Probably the biggest downside to this idea is cost. Open-sided containers typically cost somewhere on the order of twice as much as regular containers of the same size. They are both rarer to find and more expensive to produce. This additional cost is likely why we haven’t seen a garage built in this way yet, but for the right person, this could be a good solution.
This is a unique option that has some bleed0ver from one we’ve talked about with creating larger enclosed spaces in container houses. In short, it involves building a roof over the opening between two parallel containers.
What form that roof takes and how big the opening is can vary wildly. Some people design their own by making a wooden-framed roof over the gap at about the height of the containers. Without using trusses or laminated beams it would be difficult to have more than about a 20 ft span.
Another option is using a specialized kit creating specifically for this purpose. One option is a corrugated metal arch like the one above (essentially a Quonset Hut). Another choice is a tensioned fabric awning on top of a metal structure, which is a lighter weight and more temporary solution. Still others use engineered wood or metal trusses with a traditional roof.
There are several different varieties of this option, but the key theme is that the containers are only forming the walls of the garage while an additional roof provides the top cover.
Expanding a bit from the pure auto garage to more of a garage workshop affords us the opportunity to see this great example. A single 40ft container makes up this comprehensive shop with numerous tools and an incredible amount of storage.
Yes, using a single container does make the interior a bit crowded. But if you aren’t planning on rebuilding a car inside, this could be a great size. And on the off chance you do have a larger project to work on, you could just open the doors and work on it outside, then put all your tools and supplies away safely at night in your secure container shop.

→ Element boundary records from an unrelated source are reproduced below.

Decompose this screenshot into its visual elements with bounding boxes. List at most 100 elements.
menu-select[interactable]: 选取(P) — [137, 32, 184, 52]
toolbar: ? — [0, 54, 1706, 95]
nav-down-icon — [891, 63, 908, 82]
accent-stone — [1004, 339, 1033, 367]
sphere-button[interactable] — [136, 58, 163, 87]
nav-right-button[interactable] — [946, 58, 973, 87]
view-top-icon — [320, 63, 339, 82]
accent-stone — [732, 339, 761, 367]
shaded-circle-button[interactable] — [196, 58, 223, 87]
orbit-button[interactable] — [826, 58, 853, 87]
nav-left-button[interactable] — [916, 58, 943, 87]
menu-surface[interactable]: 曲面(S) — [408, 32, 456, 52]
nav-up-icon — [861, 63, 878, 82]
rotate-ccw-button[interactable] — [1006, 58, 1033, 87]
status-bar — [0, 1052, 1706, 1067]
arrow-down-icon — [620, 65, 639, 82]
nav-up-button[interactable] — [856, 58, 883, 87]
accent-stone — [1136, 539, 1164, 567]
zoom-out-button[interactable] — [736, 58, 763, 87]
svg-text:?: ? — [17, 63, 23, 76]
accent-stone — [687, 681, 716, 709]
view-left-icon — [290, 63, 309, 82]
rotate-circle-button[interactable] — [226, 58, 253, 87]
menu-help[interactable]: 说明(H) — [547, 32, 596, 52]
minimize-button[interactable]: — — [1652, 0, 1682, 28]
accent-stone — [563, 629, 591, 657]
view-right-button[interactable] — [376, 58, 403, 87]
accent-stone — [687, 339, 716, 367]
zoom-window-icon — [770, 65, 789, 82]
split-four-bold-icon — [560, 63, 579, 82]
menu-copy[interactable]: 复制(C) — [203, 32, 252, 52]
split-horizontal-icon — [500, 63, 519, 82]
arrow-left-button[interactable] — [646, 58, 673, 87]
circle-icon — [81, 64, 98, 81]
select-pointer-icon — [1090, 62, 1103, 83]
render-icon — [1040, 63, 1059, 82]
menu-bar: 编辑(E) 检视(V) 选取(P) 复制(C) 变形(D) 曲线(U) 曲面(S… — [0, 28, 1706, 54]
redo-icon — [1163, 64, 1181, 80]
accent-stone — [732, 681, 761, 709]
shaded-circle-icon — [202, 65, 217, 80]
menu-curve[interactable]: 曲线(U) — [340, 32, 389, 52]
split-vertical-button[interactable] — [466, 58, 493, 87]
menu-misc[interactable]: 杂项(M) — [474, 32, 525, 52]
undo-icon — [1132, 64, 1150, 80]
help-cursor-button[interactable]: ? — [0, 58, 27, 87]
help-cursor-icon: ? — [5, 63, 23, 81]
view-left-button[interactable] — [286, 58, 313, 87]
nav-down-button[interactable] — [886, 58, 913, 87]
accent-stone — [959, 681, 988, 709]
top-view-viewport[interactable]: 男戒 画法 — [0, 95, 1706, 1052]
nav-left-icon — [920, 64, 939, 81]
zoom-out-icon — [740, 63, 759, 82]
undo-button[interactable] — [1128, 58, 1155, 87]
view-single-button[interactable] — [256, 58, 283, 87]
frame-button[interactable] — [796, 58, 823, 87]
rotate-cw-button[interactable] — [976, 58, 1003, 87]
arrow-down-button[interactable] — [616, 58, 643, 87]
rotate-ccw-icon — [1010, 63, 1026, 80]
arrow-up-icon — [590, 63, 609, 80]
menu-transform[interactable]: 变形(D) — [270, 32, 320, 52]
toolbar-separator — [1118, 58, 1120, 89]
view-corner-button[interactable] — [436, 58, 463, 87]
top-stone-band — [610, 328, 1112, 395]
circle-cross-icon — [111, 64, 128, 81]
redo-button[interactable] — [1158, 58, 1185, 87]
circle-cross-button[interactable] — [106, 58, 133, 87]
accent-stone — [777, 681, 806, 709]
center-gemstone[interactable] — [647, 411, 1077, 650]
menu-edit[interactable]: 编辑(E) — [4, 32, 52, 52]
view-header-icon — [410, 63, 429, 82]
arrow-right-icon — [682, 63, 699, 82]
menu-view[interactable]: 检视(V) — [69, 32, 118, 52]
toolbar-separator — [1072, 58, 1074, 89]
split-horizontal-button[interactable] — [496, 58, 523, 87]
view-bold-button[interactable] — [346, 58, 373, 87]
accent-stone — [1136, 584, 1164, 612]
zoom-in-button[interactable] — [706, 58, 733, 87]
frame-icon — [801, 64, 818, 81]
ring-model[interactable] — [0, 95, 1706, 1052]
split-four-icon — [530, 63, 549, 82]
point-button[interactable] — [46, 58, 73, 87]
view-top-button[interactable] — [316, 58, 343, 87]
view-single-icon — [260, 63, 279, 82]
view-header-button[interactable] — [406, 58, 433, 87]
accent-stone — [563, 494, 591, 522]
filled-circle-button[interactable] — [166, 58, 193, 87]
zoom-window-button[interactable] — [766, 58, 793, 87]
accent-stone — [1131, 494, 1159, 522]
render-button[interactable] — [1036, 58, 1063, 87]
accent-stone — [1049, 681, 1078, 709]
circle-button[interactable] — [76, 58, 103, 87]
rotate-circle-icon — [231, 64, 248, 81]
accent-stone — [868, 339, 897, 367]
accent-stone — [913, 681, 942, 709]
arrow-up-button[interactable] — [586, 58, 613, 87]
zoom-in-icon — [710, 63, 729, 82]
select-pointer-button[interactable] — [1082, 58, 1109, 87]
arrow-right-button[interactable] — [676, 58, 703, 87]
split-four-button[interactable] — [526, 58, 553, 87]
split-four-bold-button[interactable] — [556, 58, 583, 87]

The other benefit here is that your tools and supplies are completely self-contained in a single container for easy movement. If you ended up needing to relocate your shop on your property or somewhere thousands of miles away, you could do it!
This example fits somewhere between a workshop and a man-cave. Using a 20 ft container provides enough space to do all the normal preventative maintenance work for a motorcycle and have a place to relax with friends.
The added diamond plate aluminum floor along with the Harley-Davidson interior paint scheme and other branded accessories give this space a cohesive design theme. And the director’s chairs, stereo, and mini-fridge let you know that it’s available for work and play.
Even if you don’t like motorcycles, it’s easy to see how a simple 20 ft storage container shop like this could be a great location to house the hobby or pastime you personally enjoy. And employing a few simple interior design ideas really makes the space unique and fun.
Whether you want to match your existing container house or are just looking for a unique way to get some additional storage, a container garage offers several compelling benefits over traditionally built garages.
This article helped identify many of these benefits along with several downsides as well. In the end, we think container garages can be great for a lot of people given the numerous design options examined above.
It’s also a comparatively simple introduction into container building or cargotecture for those who are interested in a DIY container project but apprehensive about launching into a complete house as their first step. With a straightforward layout yet numerous possible uses, you can get a secure, durable container garage that’s exactly tailored to your needs…and hopefully, save some money while doing so!